US non-profit organization

New York Cares is a nonprofit organization focused on volunteer management. It was founded by a group of New York residents in 1987 who wanted a centralized way to organize efforts and access communities in New York City.

New York Cares is the largest volunteer network in New York City. The organization works with a base of 30,000 volunteers, and has engaged volunteers in over 8 million hours of service since its inception. New York Cares works with about 1,300 nonprofits and schools, and aims to improve education, meet immediate needs, and revitalize public spaces throughout NYC. The organization plans and manages about 1,600 volunteer projects each month.

Since its inception, New York Cares has provided over 70 million meals to New Yorkers in need.
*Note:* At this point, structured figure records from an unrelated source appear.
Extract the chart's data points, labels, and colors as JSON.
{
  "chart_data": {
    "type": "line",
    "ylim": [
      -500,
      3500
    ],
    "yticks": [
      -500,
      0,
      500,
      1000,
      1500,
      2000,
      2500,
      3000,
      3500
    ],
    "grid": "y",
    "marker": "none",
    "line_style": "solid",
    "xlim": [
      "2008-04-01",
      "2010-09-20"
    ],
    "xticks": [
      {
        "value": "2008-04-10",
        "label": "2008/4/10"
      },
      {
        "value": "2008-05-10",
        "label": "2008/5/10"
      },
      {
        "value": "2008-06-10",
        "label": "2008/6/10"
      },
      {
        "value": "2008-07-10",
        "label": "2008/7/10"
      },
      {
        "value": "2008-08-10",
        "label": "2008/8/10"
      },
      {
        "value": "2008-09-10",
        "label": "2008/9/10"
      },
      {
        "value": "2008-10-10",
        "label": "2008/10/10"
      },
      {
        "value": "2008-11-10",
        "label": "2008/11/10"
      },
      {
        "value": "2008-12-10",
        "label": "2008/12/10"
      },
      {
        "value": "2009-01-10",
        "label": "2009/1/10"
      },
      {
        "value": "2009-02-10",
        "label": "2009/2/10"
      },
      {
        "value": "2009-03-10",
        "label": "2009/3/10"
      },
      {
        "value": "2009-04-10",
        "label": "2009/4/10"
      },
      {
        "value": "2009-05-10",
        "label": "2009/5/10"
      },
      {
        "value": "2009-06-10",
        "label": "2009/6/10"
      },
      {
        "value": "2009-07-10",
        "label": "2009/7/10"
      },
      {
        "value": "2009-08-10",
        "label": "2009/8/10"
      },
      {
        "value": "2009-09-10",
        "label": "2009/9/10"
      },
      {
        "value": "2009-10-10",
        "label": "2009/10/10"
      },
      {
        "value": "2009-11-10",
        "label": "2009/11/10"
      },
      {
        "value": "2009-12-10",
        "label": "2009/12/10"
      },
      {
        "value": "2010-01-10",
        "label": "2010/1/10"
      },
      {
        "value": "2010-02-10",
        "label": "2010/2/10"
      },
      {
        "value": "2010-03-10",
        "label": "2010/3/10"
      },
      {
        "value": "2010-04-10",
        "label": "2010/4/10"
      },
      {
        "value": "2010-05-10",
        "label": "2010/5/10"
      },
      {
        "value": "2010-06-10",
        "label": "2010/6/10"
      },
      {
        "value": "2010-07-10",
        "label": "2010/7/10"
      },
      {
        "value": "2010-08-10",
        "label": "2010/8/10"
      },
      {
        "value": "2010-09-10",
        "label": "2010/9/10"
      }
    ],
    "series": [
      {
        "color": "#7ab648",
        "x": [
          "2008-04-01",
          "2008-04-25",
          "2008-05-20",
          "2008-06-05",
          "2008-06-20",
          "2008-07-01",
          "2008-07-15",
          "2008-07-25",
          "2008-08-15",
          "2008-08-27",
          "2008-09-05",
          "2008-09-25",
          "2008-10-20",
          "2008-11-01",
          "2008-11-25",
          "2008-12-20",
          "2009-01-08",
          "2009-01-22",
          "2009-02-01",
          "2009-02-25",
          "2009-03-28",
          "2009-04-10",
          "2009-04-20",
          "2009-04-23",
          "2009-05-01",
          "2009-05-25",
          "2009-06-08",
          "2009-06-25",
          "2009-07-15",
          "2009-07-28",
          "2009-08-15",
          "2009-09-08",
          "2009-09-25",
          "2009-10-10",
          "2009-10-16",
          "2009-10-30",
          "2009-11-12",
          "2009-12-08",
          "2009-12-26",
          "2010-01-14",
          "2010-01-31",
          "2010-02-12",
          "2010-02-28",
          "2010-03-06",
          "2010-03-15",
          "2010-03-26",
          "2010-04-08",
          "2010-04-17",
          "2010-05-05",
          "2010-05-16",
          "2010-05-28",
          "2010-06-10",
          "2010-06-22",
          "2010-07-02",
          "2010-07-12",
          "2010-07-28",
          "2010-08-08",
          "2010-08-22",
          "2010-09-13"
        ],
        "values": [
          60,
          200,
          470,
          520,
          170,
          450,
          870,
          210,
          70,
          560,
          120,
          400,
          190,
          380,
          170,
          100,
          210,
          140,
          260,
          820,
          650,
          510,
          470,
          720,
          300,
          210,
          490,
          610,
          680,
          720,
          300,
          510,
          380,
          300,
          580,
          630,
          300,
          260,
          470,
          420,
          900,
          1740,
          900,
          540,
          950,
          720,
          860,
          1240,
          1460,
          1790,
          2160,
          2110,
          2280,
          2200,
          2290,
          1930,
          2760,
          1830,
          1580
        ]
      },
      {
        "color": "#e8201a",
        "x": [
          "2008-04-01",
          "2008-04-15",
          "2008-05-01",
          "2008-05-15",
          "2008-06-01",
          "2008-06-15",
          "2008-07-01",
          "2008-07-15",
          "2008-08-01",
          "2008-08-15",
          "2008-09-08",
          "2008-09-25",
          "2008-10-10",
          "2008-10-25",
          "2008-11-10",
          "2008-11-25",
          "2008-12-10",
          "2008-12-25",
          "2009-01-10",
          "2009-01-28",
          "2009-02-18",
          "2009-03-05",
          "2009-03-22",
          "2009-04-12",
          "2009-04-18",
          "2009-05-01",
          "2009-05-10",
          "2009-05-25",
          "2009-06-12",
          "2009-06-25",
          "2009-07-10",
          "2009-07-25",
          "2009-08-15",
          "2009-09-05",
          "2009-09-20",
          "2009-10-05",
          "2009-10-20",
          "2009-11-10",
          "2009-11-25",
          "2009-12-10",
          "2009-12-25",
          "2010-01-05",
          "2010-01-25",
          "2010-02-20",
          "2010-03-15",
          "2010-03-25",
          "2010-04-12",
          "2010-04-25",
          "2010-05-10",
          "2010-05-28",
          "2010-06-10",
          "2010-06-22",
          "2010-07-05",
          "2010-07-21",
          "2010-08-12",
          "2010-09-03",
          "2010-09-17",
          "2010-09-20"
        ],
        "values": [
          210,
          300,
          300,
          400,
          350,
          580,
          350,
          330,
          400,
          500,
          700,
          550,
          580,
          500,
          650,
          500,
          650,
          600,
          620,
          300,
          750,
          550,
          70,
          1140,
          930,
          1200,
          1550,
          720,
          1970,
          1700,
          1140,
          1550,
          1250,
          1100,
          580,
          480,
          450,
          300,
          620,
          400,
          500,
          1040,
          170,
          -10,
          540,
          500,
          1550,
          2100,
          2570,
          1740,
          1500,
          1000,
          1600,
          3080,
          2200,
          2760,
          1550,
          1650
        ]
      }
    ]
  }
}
New York Cares is a member of the Hands On Network and the Points of Light Foundation.

==Signature programs==
The New York Cares Coat Drive is a popular holiday philanthropic tradition due to the iconic 'Shivering Statue of Liberty' image employed in its marketing materials. Since launching the Coat Drive in 1989, New York Cares has collected and distributed over 2.5 million coats to people in need.In 2023, New York Cares mobilized 23,250 volunteers to distribute 73,111 coats, serving over 300 nonprofits and schools.

The organization's Winter Wishes program provides holiday gifts to New Yorkers in need each year who might otherwise receive little or nothing for the holidays. Children and teens write letters to New York Cares, which then gives the letters to individuals who buy gifts for those who request them. In 2022, New York Cares granted 14,875 Winter Wishes.

New York Cares' Stand With Students campaign is a yearlong initiative to provide NYC public school students with academic, social-emotional, and supplemental programs that address learning gaps and historic inequities. Through the Stand With Students campaign, New York Cares has distributed over 50,000 backpacks filled with school supplies to NYC public school students.

==In popular culture==
The organization is referenced in the chorus of the song "NYC" by the American rock band Interpol.